Shōya isn’t the only one who makes fun of Shōko, tossing her notepad around, mocking her attempts to speak, lampooning her behind her back so that she has no idea what’s going on. Some of the bullying in the film is hard to watch. I think it’s important to remember that such things go on every day against people perceived as weak, as different, as unable to fight back. This is something deeply ingrained in the human psyche, and we need to accept that before we can consider what to do about it.

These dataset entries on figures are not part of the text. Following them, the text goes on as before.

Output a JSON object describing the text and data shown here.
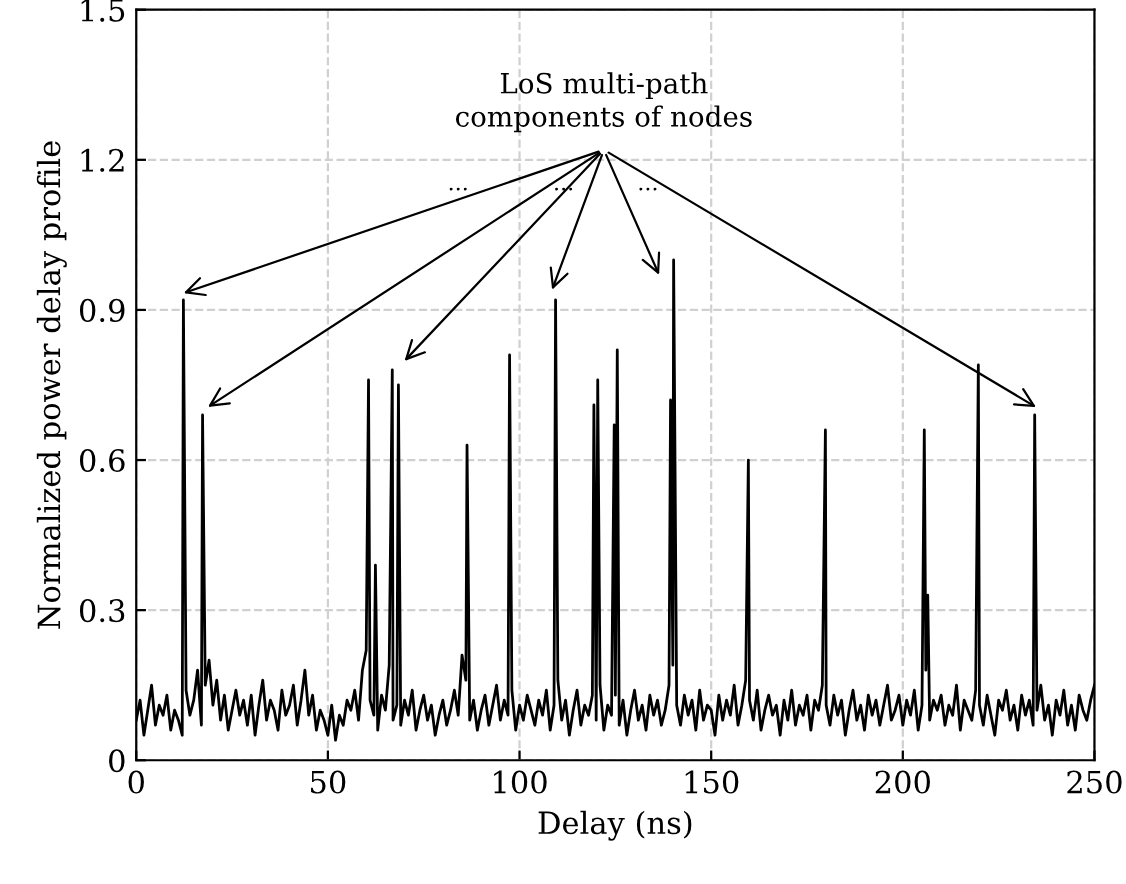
{
  "chart_data": {
    "type": "line",
    "xlabel": "Delay (ns)",
    "ylabel": "Normalized power delay profile",
    "xlim": [
      0,
      250
    ],
    "xticks": [
      0,
      50,
      100,
      150,
      200,
      250
    ],
    "ylim": [
      0,
      1.5
    ],
    "yticks": [
      0,
      0.3,
      0.6,
      0.9,
      1.2,
      1.5
    ],
    "grid": true,
    "line_style": "solid",
    "marker": "none",
    "annotations": [
      "LoS multi-path\ncomponents of nodes",
      "...",
      "...",
      "..."
    ],
    "series": [
      {
        "color": "#000000",
        "x": [
          0,
          1,
          2,
          3,
          4,
          5,
          6,
          7,
          8,
          9,
          10,
          11,
          12,
          12.3,
          13,
          14,
          15,
          16,
          17,
          17.3,
          18,
          19,
          20,
          21,
          22,
          23,
          24,
          25,
          26,
          27,
          28,
          29,
          30,
          31,
          32,
          33,
          34,
          35,
          36,
          37,
          38,
          39,
          40,
          41,
          42,
          43,
          44,
          45,
          46,
          47,
          48,
          49,
          50,
          51,
          52,
          53,
          54,
          55,
          56,
          57,
          58,
          59,
          60,
          60.6,
          61,
          62,
          62.4,
          63,
          64,
          65,
          66,
          66.8,
          67,
          68,
          68.4,
          69,
          70,
          71,
          72,
          73,
          74,
          75,
          76,
          77,
          78,
          79,
          80,
          81,
          82,
          83,
          84,
          85,
          86,
          86.3,
          87,
          88,
          89,
          90,
          91,
          92,
          93,
          94,
          95,
          96,
          97,
          97.4,
          98,
          99,
          100,
          101,
          102,
          103,
          104,
          105,
          106,
          107,
          108,
          109,
          109.4,
          110,
          111,
          112,
          113,
          114,
          115,
          116,
          117,
          118,
          119,
          119.4,
          120,
          120.4,
          121,
          122,
          123,
          124,
          124.7,
          125,
          125.5,
          126,
          127,
          128,
          129,
          130,
          131,
          132,
          133,
          134,
          135,
          136,
          137,
          138,
          139,
          139.4,
          140,
          140.2,
          141,
          142,
          143,
          144,
          145,
          146,
          147,
          148,
          149,
          150,
          151,
          152,
          153,
          154,
          155,
          156,
          157,
          158,
          159,
          159.7,
          160,
          161,
          162,
          163,
          164,
          165,
          166,
          167,
          168,
          169,
          170,
          171,
          172,
          173,
          174,
          175,
          176,
          177,
          178,
          179,
          179.8,
          180,
          181,
          182,
          183,
          184,
          185,
          186,
          187,
          188,
          189,
          190,
          191,
          192,
          193,
          194,
          195,
          196,
          197,
          198,
          199,
          200,
          201,
          202,
          203,
          204,
          205,
          205.6,
          206,
          206.5,
          207,
          208,
          209,
          210,
          211,
          212,
          213,
          214,
          215,
          216,
          217,
          218,
          219,
          219.7,
          220,
          221,
          222,
          223,
          224,
          225,
          226,
          227,
          228,
          229,
          230,
          231,
          232,
          233,
          234,
          234.4,
          235,
          236,
          237,
          238,
          239,
          240,
          241,
          242,
          243,
          244,
          245,
          246,
          247,
          248,
          249,
          250
        ],
        "values": [
          0.08,
          0.12,
          0.05,
          0.1,
          0.15,
          0.07,
          0.11,
          0.09,
          0.13,
          0.06,
          0.1,
          0.08,
          0.05,
          0.92,
          0.14,
          0.09,
          0.12,
          0.18,
          0.07,
          0.69,
          0.15,
          0.2,
          0.11,
          0.16,
          0.08,
          0.13,
          0.06,
          0.1,
          0.14,
          0.09,
          0.12,
          0.07,
          0.13,
          0.05,
          0.11,
          0.16,
          0.08,
          0.12,
          0.1,
          0.06,
          0.14,
          0.09,
          0.11,
          0.15,
          0.07,
          0.12,
          0.18,
          0.09,
          0.13,
          0.06,
          0.1,
          0.08,
          0.05,
          0.11,
          0.04,
          0.09,
          0.07,
          0.12,
          0.1,
          0.14,
          0.08,
          0.18,
          0.22,
          0.76,
          0.12,
          0.09,
          0.39,
          0.06,
          0.13,
          0.1,
          0.19,
          0.78,
          0.08,
          0.11,
          0.75,
          0.07,
          0.12,
          0.09,
          0.14,
          0.06,
          0.1,
          0.13,
          0.08,
          0.11,
          0.05,
          0.09,
          0.12,
          0.07,
          0.1,
          0.14,
          0.09,
          0.21,
          0.16,
          0.63,
          0.08,
          0.12,
          0.06,
          0.1,
          0.13,
          0.07,
          0.11,
          0.15,
          0.08,
          0.12,
          0.09,
          0.81,
          0.14,
          0.06,
          0.11,
          0.08,
          0.13,
          0.1,
          0.07,
          0.12,
          0.09,
          0.14,
          0.06,
          0.11,
          0.92,
          0.16,
          0.08,
          0.12,
          0.05,
          0.1,
          0.14,
          0.07,
          0.11,
          0.09,
          0.13,
          0.71,
          0.08,
          0.76,
          0.15,
          0.06,
          0.11,
          0.09,
          0.67,
          0.13,
          0.82,
          0.07,
          0.12,
          0.05,
          0.1,
          0.14,
          0.08,
          0.11,
          0.06,
          0.13,
          0.09,
          0.12,
          0.07,
          0.1,
          0.15,
          0.72,
          0.19,
          1.0,
          0.11,
          0.07,
          0.13,
          0.09,
          0.12,
          0.06,
          0.14,
          0.08,
          0.11,
          0.1,
          0.05,
          0.13,
          0.08,
          0.12,
          0.09,
          0.15,
          0.07,
          0.11,
          0.16,
          0.6,
          0.12,
          0.08,
          0.14,
          0.06,
          0.1,
          0.13,
          0.09,
          0.11,
          0.05,
          0.12,
          0.08,
          0.14,
          0.07,
          0.11,
          0.09,
          0.13,
          0.06,
          0.12,
          0.1,
          0.15,
          0.66,
          0.11,
          0.07,
          0.13,
          0.09,
          0.12,
          0.05,
          0.1,
          0.14,
          0.08,
          0.11,
          0.06,
          0.13,
          0.09,
          0.12,
          0.07,
          0.11,
          0.15,
          0.08,
          0.1,
          0.13,
          0.07,
          0.12,
          0.09,
          0.14,
          0.06,
          0.11,
          0.66,
          0.18,
          0.33,
          0.08,
          0.12,
          0.1,
          0.13,
          0.07,
          0.11,
          0.09,
          0.15,
          0.06,
          0.12,
          0.1,
          0.08,
          0.14,
          0.79,
          0.11,
          0.07,
          0.13,
          0.09,
          0.05,
          0.12,
          0.1,
          0.14,
          0.08,
          0.11,
          0.06,
          0.13,
          0.09,
          0.12,
          0.07,
          0.69,
          0.1,
          0.15,
          0.08,
          0.11,
          0.05,
          0.12,
          0.09,
          0.14,
          0.07,
          0.11,
          0.06,
          0.13,
          0.1,
          0.08,
          0.12,
          0.15
        ]
      }
    ]
  }
}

But in an all-too-realistic turn of the cards, the bully ends up being bullied. Shōko grows manifestly unhappy, and her parents feel she’s not safe, so they pull her out of the school. Shōya, for his part, ends up with the blame for everything bad that’s happened. The other kids deny any of their own responsibility. Suddenly he’s on the hook for everything, and the ones he thought had his back, desert him. He’s left miserable, resigned to life as an outcast, mistrustful, and hostile to anyone who tried to get close.
The action switches to high school. Shōya, still sunk in shame and anger, can’t look at any of his peers in the eye, and he shuffles along staring at the floor until a chubby, very excitable fellow named Tomohiro Nagatsuka (voiced by Kenshō Ono and Graham Halstead) enters his life.
Tomohiro knows he’s small, heavy-set, and unattractive, and he reacts by lashing out and threatening violence, though often in a comic manner. He’s grateful to Shōya for showing him any attention at all. The ups and downs of having his first new friend in years inspires Shōya to reform his life, and to try to reconcile with Shōko, whom he hasn’t seen in years.
The film features many blaring emotional crises and people threatening to destroy themselves. The film devolves into melodrama at such points.
When it concentrates on the dynamics of young people, though, the ways that they scheme and justify themselves, the way they attack what they fear and fear what they don’t understand, it hits spot-on. I’ll be interested in what the different members of this creative team bring to us in the future.
“A Silent Voice” plays Jan. 28 (subtitled) and Jan. 31 (dubbed into English) at 7 p.m. both nights, Regal Thornton Place 14, 301 N.E. 103rd Place, in Seattle. There will be additional showings at Lincoln Square Cinemas in Bellevue and Regal Bella Bottega 11 Cinema in Redmond. Consult local listings for more details.